Lip sync is notoriously tricky to get right with AI because we naturally talk with body movement. OmniHuman-1 is a human video generation model that can generate lip sync videos from a single image and an audio clip. The motion is highly realistic and matches the voice.
OmniHuman-1 is currently only available through an online service. In this tutorial, I will show you how to access the service and generate a free lip sync video.
Table of Contents
OmniHuman-1 model

OmniHuman-1 is built around a unified Diffusion Transformer backbone that learns to turn a static reference image and motion cues (such as audio) into a realistic human video. It starts from a pre-trained text-to-video model (Seaweed/MMDiT) and simultaneously handles multiple types of conditioning signals.
OmniHuman-1 integrates appearance, lip movement, gestures, and full-body motion in a single end-to-end network.
It employs an innovative three-stage “omni-conditions” training:
- Learning general motions from text
- Refining lip sync and head movements from audio
- Mastering full-body dynamics from pose information.
This design allows the model to leverage massive datasets, resulting in lifelike videos that sync speech, gestures, and object interactions.
OmniHuman-1 lip sync videos
The advantages of the OmniHuman-1 model are:
- Realistic human motion matching the audio input – speech, singing, etc.
- Arbitrary video length.
- Animating diverse image styles – realistic photo, anime, painting, etc.
Generate OmniHuman-1 videos
The OmniHuman-1 model is currently available on CapCut’s Dreamina video generation service.
Step 1: Access the video service
Visit Dreamina from CapCut.

Select Lip Sync under the AI Avatar generator.
You can create or use an existing CapCut account to log in.
You should have enough free credits to generate a lip sync video.
Step 2: Upload an image
Upload an image you want to animate to the Character image canvas.

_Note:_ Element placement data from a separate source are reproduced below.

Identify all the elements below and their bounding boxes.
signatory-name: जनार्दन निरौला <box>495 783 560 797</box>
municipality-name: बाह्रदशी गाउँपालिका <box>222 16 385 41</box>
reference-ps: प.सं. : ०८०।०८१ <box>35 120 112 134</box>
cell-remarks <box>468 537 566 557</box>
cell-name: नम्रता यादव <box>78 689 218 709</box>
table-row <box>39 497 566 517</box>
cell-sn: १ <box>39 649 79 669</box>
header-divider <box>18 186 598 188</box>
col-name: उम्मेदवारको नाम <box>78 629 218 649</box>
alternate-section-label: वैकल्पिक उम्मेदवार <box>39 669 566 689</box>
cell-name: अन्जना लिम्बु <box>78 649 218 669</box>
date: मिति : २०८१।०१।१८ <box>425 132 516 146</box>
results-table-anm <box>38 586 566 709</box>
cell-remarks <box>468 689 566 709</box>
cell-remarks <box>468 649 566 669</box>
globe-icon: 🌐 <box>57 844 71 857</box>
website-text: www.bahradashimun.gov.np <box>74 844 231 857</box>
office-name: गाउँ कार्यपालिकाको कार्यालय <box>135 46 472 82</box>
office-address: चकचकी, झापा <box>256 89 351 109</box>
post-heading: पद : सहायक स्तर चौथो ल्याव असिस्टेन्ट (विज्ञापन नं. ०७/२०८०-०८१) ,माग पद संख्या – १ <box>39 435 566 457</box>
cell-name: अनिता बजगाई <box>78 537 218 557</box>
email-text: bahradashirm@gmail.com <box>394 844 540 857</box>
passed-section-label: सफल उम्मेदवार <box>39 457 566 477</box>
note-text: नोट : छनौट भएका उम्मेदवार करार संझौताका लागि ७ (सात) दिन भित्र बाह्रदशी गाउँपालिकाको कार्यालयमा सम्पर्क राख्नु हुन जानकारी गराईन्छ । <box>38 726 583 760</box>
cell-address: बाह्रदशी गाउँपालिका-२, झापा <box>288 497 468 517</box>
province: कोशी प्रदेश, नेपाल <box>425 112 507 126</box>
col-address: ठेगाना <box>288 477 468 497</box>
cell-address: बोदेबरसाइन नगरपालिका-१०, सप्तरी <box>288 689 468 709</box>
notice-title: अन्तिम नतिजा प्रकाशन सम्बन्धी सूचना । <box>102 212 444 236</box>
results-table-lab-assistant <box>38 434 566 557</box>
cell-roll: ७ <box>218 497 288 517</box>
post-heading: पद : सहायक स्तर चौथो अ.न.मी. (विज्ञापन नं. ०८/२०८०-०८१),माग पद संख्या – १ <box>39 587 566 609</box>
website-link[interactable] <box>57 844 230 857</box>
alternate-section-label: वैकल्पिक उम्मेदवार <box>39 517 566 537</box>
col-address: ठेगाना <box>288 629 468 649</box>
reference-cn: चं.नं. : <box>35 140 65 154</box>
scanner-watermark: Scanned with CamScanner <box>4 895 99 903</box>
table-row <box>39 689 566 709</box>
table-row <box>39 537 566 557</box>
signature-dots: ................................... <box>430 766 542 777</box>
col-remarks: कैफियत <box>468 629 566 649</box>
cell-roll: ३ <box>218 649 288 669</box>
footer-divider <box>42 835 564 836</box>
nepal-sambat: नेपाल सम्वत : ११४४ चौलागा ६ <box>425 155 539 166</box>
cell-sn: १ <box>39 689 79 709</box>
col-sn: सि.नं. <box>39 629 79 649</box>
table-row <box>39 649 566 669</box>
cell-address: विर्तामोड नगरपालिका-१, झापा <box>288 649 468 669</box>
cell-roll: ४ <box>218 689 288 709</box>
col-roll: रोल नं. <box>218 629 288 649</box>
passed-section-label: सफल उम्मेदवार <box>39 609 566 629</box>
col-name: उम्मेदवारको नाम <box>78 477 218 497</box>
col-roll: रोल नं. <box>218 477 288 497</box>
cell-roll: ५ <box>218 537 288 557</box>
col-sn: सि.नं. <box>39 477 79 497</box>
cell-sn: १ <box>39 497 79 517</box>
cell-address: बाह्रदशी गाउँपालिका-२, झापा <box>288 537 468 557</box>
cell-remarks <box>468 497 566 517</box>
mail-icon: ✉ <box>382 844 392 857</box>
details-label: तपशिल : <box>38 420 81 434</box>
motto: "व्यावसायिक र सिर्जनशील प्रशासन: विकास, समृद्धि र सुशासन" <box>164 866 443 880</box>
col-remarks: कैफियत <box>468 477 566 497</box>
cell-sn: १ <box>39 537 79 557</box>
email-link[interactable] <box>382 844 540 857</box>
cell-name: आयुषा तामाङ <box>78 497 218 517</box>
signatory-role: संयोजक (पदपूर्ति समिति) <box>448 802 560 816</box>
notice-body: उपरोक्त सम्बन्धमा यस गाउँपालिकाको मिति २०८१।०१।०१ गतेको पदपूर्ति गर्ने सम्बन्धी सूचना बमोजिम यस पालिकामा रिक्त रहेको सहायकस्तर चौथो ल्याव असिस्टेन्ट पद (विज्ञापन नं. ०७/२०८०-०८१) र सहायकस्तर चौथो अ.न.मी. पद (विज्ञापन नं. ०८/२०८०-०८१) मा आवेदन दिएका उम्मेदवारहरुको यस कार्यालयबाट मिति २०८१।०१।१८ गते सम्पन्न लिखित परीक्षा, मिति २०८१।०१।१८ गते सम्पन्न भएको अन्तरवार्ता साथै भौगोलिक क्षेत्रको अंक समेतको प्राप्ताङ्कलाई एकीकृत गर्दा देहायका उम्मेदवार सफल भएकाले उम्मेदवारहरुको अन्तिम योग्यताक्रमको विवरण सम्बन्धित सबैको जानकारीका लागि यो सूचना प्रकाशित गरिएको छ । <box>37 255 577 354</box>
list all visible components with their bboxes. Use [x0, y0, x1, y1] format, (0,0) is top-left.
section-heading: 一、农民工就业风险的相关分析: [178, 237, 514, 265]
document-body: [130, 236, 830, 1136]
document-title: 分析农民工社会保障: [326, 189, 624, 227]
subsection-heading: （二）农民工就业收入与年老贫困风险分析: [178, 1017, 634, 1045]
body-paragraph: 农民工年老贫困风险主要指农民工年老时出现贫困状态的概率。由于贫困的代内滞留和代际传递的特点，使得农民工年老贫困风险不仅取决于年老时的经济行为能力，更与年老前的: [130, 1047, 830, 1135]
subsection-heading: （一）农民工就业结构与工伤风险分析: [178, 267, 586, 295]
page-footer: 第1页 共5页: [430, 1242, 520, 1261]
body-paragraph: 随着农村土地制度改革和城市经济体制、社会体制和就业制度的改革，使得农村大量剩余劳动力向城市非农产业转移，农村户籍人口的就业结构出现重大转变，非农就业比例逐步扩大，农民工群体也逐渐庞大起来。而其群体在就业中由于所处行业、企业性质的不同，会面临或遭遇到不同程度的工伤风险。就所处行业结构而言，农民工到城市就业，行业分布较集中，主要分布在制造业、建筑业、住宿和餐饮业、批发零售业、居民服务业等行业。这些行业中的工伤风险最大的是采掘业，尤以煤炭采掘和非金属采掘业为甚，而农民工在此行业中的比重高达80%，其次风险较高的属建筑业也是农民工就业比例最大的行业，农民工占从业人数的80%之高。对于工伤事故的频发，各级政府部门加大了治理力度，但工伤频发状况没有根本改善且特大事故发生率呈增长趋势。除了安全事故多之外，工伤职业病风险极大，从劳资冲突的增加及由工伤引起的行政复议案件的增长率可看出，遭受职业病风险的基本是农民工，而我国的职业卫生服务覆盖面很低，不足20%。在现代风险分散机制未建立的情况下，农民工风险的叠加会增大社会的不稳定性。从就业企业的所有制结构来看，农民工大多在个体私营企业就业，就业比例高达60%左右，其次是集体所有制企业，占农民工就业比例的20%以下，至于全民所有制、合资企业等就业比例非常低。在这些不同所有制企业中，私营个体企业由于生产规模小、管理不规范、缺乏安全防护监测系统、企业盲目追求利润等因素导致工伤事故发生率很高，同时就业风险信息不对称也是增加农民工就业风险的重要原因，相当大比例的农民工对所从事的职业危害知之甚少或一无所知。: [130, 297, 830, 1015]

Step 3: Enter the lip sync speech
Enter a speech you want the character to say. For example:
I thought a thought. But the thought I thought wasn’t the thought I thought I thought. If the thought I thought I thought had been the thought I thought, I wouldn’t have thought I thought.

Step 4: Select a voice
Choose a voice you like under text-to-speech.

Step 5: Generate a video
Click Generate.
AI Avatar generator is disabled, do you know if there are restrictions that apply per country or region? Or is it temporarily disabled for everyone?
Thanks for introducing this to us, Andrew, it’s a really interesting and high quality model. I’d say it’s better than the Kling 1.6 and 2.0 models with lip synch in terms of the naturalness of the face while speaking. On a couple of tries it doesn’t seem to do as well as those models in retaining movement of the body or other movement in the scene, though, and perhaps needs more active prompting of those elements. Queueing time is ~40 mins on the free plan – I’d hope it was much less on the paid plans and interested from anyone subscribing to hear if that’s the case.
The image generation section of the Dreamina site also seems good. They have a model called Seedream 3.0 which seems as good as flux dev on some of my prompts.